X's 2........6ft pusher at best. Great sidewalk machine with 5ft plow or blower


----------



## wiseguyslawn

Almost all sidewalks in my area measure 48" the machine is 46" tire to tire. Bucket is 48" so I would have to get a blank and put on a 36" plow of some sort. Reason I asked about the box was because I'm sitting at 3 trucks right now and if bought I would like to bid a some bigger accounts. No Big Walmarts by no means, but something where I might have to stack some snow or use the bobcat and was curious what it could be capable of. I have a better idea now sounds like a good fit for what I'm looking for. Thanks


----------



## Bruce'sEx

a 553 isn't going to stack very high at all, and the bucket size will not move snow from A to B very fast. For pushing snow to clear sidewalks it's a good machine. keep a 48" bucket on or blade for clearing sidewalks, is the best way to use that machine in my opinion.


----------



## jomama45

snocrete;912336 said:


> X's 2........6ft pusher at best. Great sidewalk machine with 5ft plow or blower


X3



Bruce'sEx;912580 said:


> *a 553 isn't going to stack very high at all, and the bucket size will not move snow from A to B very fast*. For pushing snow to clear sidewalks it's a good machine. keep a 48" bucket on or blade for clearing sidewalks, is the best way to use that machine in my opinion.


Agreed. Don't plan on replacing a truck with a machine this size. I think you'll get the most use out of a machine like this after the storm. I'd keep an open mind & look at a 1500# machine if you're only going to have one machine. The 553 seems better complimenting a bigger machine, or highly specialized work.

Good luck.


----------



## heather lawn spray

We've been running the next size down, the 443/463 for 15 years. It's good to 4 feet wide, so I don't imagine the 553 would be much over 6 foot for operating capacity. Our 463 travels with a truck as a detailing machine, along side the plow truck.


----------



## wiseguyslawn

The T110 looks like a nice machine as well for a compact loader but still probably not enough to cut it for the snow. What model would you guys recommend, for what I want to use it for 6-8 foot box, stacking, summer smaller landscape jobs, mulch, soil, etc. Thanks. Didn't buy the 553 think It would be great for now but a couple years would have to buy a bigger skid.


----------



## snocrete

wiseguyslawn;913598 said:


> The T110 looks like a nice machine as well for a compact loader but still probably not enough to cut it for the snow. What model would you guys recommend, for what I want to use it for 6-8 foot box, stacking, summer smaller landscape jobs, mulch, soil, etc. Thanks. Didn't buy the 553 think It would be great for now but a couple years would have to buy a bigger skid.


S185 or S175, assuming you are looking at Bobcats. They are a good all around machine, and can perform the tasks you are looking to accomplish.


----------



## snocrete

wiseguyslawn;912493 said:


> Almost all sidewalks in my area measure 48" the machine is 46" tire to tire.
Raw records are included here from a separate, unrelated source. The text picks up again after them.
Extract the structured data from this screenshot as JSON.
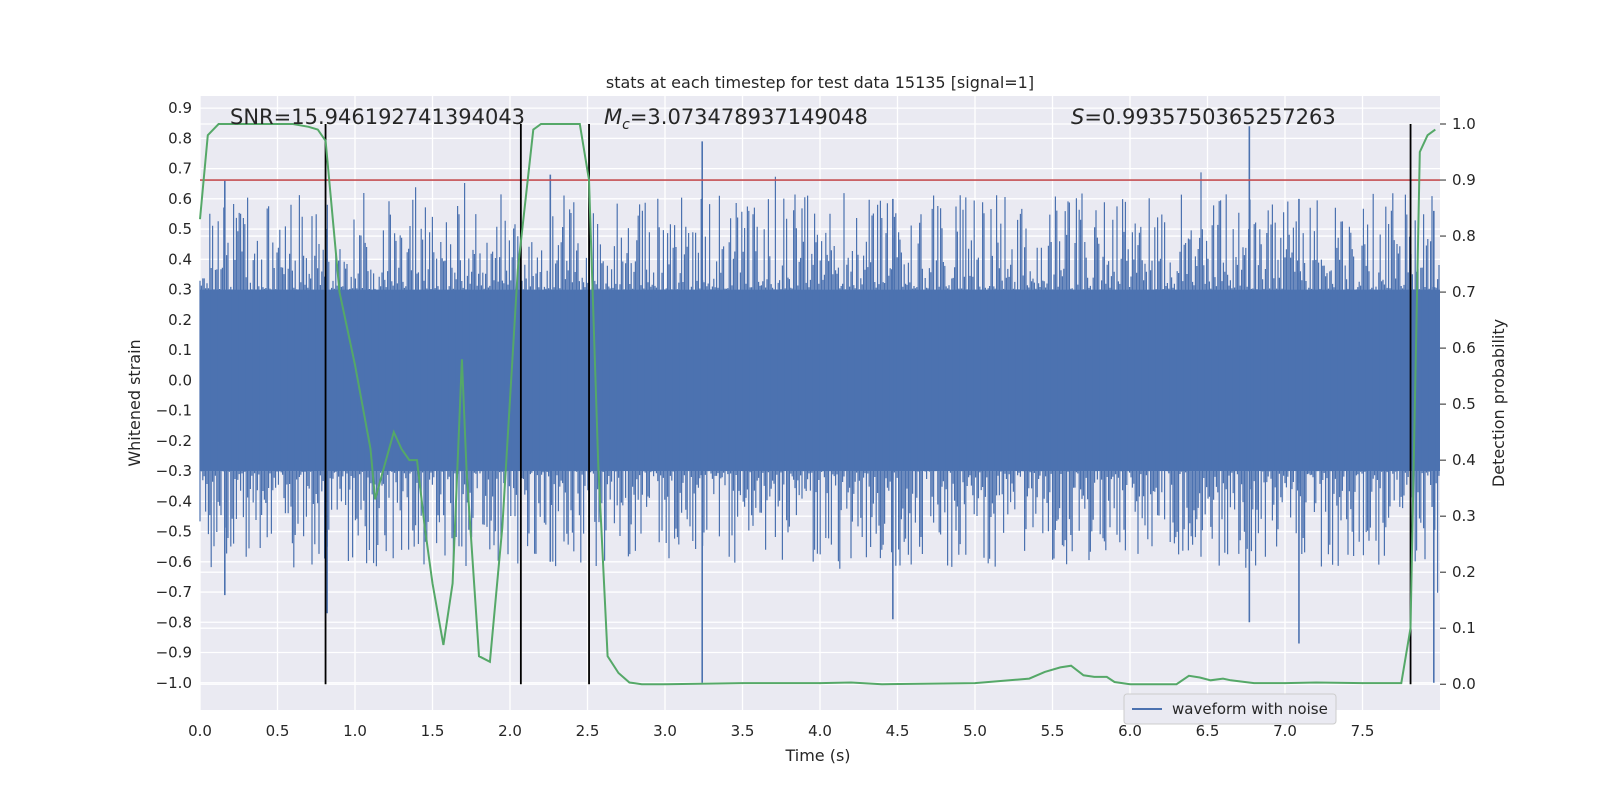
{
  "chart_data": {
    "type": "line",
    "title": "stats at each timestep for test data 15135 [signal=1]",
    "xlabel": "Time (s)",
    "ylabel": "Whitened strain",
    "ylabel_right": "Detection probability",
    "xlim": [
      0.0,
      8.0
    ],
    "ylim": [
      -1.09,
      0.94
    ],
    "ylim_right": [
      -0.046,
      1.05
    ],
    "x_ticks": [
      "0.0",
      "0.5",
      "1.0",
      "1.5",
      "2.0",
      "2.5",
      "3.0",
      "3.5",
      "4.0",
      "4.5",
      "5.0",
      "5.5",
      "6.0",
      "6.5",
      "7.0",
      "7.5"
    ],
    "y_ticks": [
      "0.9",
      "0.8",
      "0.7",
      "0.6",
      "0.5",
      "0.4",
      "0.3",
      "0.2",
      "0.1",
      "0.0",
      "-0.1",
      "-0.2",
      "-0.3",
      "-0.4",
      "-0.5",
      "-0.6",
      "-0.7",
      "-0.8",
      "-0.9",
      "-1.0"
    ],
    "y_ticks_right": [
      "1.0",
      "0.9",
      "0.8",
      "0.7",
      "0.6",
      "0.5",
      "0.4",
      "0.3",
      "0.2",
      "0.1",
      "0.0"
    ],
    "annotations": {
      "snr": "SNR=15.946192741394043",
      "mc_symbol": "M",
      "mc_sub": "c",
      "mc_value": "=3.073478937149048",
      "s_symbol": "S",
      "s_value": "=0.9935750365257263"
    },
    "legend": {
      "label": "waveform with noise",
      "position": "lower-right"
    },
    "threshold": {
      "value": 0.9,
      "axis": "right",
      "color": "#c44e52"
    },
    "vertical_markers": [
      0.81,
      2.07,
      2.51,
      7.81
    ],
    "series": [
      {
        "name": "waveform with noise",
        "axis": "left",
        "color": "#4c72b0",
        "description": "noisy whitened strain, dense band roughly -0.3..0.3 with spikes",
        "core_band": [
          -0.3,
          0.3
        ],
        "highlights": [
          {
            "x": 3.24,
            "y_min": -1.0,
            "y_max": 0.79
          },
          {
            "x": 6.77,
            "y_min": -0.8,
            "y_max": 0.84
          },
          {
            "x": 7.96,
            "y_min": -1.0,
            "y_max": 0.56
          },
          {
            "x": 0.16,
            "y_min": -0.71,
            "y_max": 0.66
          },
          {
            "x": 0.82,
            "y_min": -0.77,
            "y_max": 0.5
          },
          {
            "x": 4.47,
            "y_min": -0.79,
            "y_max": 0.6
          },
          {
            "x": 7.09,
            "y_min": -0.87,
            "y_max": 0.6
          },
          {
            "x": 2.26,
            "y_min": -0.6,
            "y_max": 0.68
          }
        ]
      },
      {
        "name": "detection probability",
        "axis": "right",
        "color": "#55a868",
        "x": [
          0.0,
          0.05,
          0.12,
          0.2,
          0.4,
          0.6,
          0.7,
          0.76,
          0.81,
          0.9,
          1.0,
          1.1,
          1.13,
          1.2,
          1.25,
          1.3,
          1.35,
          1.4,
          1.45,
          1.5,
          1.57,
          1.63,
          1.69,
          1.72,
          1.8,
          1.87,
          1.95,
          2.05,
          2.15,
          2.2,
          2.3,
          2.4,
          2.45,
          2.51,
          2.57,
          2.63,
          2.7,
          2.77,
          2.85,
          3.0,
          3.5,
          4.0,
          4.2,
          4.4,
          5.0,
          5.35,
          5.45,
          5.55,
          5.62,
          5.7,
          5.77,
          5.85,
          5.9,
          6.0,
          6.1,
          6.3,
          6.38,
          6.45,
          6.52,
          6.6,
          6.65,
          6.8,
          7.0,
          7.2,
          7.5,
          7.75,
          7.81,
          7.87,
          7.92,
          7.97
        ],
        "y": [
          0.83,
          0.98,
          1.0,
          1.0,
          1.0,
          1.0,
          0.995,
          0.99,
          0.97,
          0.7,
          0.57,
          0.42,
          0.33,
          0.4,
          0.45,
          0.42,
          0.4,
          0.4,
          0.28,
          0.18,
          0.07,
          0.18,
          0.58,
          0.38,
          0.05,
          0.04,
          0.28,
          0.74,
          0.99,
          1.0,
          1.0,
          1.0,
          1.0,
          0.9,
          0.39,
          0.05,
          0.02,
          0.003,
          0.0,
          0.0,
          0.002,
          0.002,
          0.003,
          0.0,
          0.002,
          0.01,
          0.022,
          0.03,
          0.033,
          0.016,
          0.013,
          0.013,
          0.004,
          0.0,
          0.0,
          0.0,
          0.015,
          0.012,
          0.007,
          0.01,
          0.007,
          0.002,
          0.002,
          0.003,
          0.002,
          0.002,
          0.1,
          0.95,
          0.98,
          0.99
        ]
      }
    ]
  }
}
Bucket is 48" so I would have to get a blank and put on a 36" plow of some sort. Reason I asked about the box was because I'm sitting at 3 trucks right now and if bought I would like to bid a some bigger accounts. No Big Walmarts by no means, but something where I might have to stack some snow or use the bobcat and was curious what it could be capable of. I have a better idea now sounds like a good fit for what I'm looking for. Thanks


FWIW, I am pretty sure the 5ft plow angled is 4ft wide. A 553 as no place in parking lots, even small ones.....and your trucks will stack higher than one of those.


----------



## wiseguyslawn

http://www.machinerytrader.com/listingsdetail/detail.aspx?OHID=689

These track skids have more power for the size but will they stack any better.


----------



## snocrete

wiseguyslawn;913668 said:


> http://www.machinerytrader.com/listingsdetail/detail.aspx?OHID=689
> 
> These track skids have more power for the size but will they stack any better.


That link just puts you at the home page? Were you trying to show some specific machines?
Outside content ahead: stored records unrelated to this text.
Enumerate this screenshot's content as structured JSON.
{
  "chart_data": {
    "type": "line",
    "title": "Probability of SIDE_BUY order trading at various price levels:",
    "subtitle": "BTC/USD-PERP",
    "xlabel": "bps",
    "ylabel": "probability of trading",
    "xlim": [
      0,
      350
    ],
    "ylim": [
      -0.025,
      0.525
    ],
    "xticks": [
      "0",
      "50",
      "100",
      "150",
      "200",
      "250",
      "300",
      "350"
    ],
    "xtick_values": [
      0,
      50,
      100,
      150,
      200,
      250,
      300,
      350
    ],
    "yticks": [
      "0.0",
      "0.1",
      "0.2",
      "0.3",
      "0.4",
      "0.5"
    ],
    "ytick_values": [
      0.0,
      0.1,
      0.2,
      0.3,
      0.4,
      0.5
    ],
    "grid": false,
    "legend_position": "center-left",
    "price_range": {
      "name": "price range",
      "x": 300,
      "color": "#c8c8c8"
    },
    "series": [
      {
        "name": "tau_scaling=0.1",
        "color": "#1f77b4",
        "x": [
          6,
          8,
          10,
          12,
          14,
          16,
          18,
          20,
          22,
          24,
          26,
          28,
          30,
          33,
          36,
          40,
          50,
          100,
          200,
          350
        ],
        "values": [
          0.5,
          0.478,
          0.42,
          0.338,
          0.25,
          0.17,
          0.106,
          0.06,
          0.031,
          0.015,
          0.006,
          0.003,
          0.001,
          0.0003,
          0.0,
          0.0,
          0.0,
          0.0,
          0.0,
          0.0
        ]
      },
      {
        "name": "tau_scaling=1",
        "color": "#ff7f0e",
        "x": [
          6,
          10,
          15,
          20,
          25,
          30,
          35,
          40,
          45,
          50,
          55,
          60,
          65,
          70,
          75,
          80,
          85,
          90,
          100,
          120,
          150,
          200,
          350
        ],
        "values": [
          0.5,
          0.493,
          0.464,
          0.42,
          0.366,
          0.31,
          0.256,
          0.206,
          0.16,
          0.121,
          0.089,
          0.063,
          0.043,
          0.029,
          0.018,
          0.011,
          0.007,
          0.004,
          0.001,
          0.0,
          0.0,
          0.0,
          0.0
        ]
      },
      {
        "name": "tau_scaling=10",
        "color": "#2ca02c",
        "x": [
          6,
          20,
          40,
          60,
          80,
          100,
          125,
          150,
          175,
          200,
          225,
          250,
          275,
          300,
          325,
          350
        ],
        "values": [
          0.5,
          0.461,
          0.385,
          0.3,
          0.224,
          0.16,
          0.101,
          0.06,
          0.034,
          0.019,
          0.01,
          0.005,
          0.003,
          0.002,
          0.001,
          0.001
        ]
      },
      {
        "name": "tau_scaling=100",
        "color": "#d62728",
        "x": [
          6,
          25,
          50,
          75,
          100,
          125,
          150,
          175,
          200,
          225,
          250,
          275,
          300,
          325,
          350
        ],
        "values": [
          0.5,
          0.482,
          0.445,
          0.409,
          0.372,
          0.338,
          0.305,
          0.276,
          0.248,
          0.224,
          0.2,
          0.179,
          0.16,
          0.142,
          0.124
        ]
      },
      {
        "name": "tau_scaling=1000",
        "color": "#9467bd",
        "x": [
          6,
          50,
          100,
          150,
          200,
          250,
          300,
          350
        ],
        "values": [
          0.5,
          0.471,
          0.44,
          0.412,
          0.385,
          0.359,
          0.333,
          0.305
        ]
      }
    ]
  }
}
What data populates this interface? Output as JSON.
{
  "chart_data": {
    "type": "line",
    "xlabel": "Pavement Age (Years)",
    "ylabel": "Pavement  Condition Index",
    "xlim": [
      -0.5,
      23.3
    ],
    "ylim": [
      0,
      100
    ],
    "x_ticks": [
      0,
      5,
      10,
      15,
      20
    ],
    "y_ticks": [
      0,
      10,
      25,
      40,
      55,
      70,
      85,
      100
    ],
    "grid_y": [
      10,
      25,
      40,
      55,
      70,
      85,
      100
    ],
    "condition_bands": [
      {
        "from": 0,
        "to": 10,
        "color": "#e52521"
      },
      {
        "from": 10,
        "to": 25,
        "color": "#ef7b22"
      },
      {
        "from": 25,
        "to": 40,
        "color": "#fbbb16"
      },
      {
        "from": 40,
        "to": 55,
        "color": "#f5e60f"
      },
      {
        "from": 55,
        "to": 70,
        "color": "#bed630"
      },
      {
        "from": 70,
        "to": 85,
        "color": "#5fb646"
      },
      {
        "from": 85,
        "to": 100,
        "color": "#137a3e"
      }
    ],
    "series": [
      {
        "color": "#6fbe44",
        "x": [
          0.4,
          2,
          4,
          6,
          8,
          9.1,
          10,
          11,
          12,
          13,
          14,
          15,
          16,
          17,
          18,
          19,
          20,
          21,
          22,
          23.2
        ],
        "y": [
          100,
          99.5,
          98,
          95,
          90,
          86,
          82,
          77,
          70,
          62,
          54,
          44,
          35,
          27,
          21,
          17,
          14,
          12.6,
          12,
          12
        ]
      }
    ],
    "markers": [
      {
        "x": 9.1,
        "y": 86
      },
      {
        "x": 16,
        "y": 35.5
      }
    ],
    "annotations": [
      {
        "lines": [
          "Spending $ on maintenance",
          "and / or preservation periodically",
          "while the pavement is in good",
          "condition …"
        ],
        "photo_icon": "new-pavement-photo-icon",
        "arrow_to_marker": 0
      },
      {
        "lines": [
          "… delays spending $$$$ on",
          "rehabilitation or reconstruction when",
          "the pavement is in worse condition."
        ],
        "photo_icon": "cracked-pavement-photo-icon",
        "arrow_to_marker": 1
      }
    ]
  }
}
Regardless, HP dosent really have a lot to do with stacking abilities....its more of a lift height/reach issue. One thing about the track machines though, "when the snow is right" you can drive up your pile and push snow to the top, similar to making a dirt ramp. Not all conditions allow this but when they do its awsome. Personally I prefer track machines, but that is because the majority of my income benefits from them over wheel SS's. In snow removal, I would rather have wheels (preferably dedicated snow tires) just my opinion.


----------



## buckwheat_la

anything from case in the 420 and above series well do you just fine
if you are looking at older cases, look at the 40xt and larger
if you are looking older still, look at the 1840 and 1845, (these machines are old, but very bullet proof, i know a guy who has a 1845 with 12000+hours, and NO major repairs...)


----------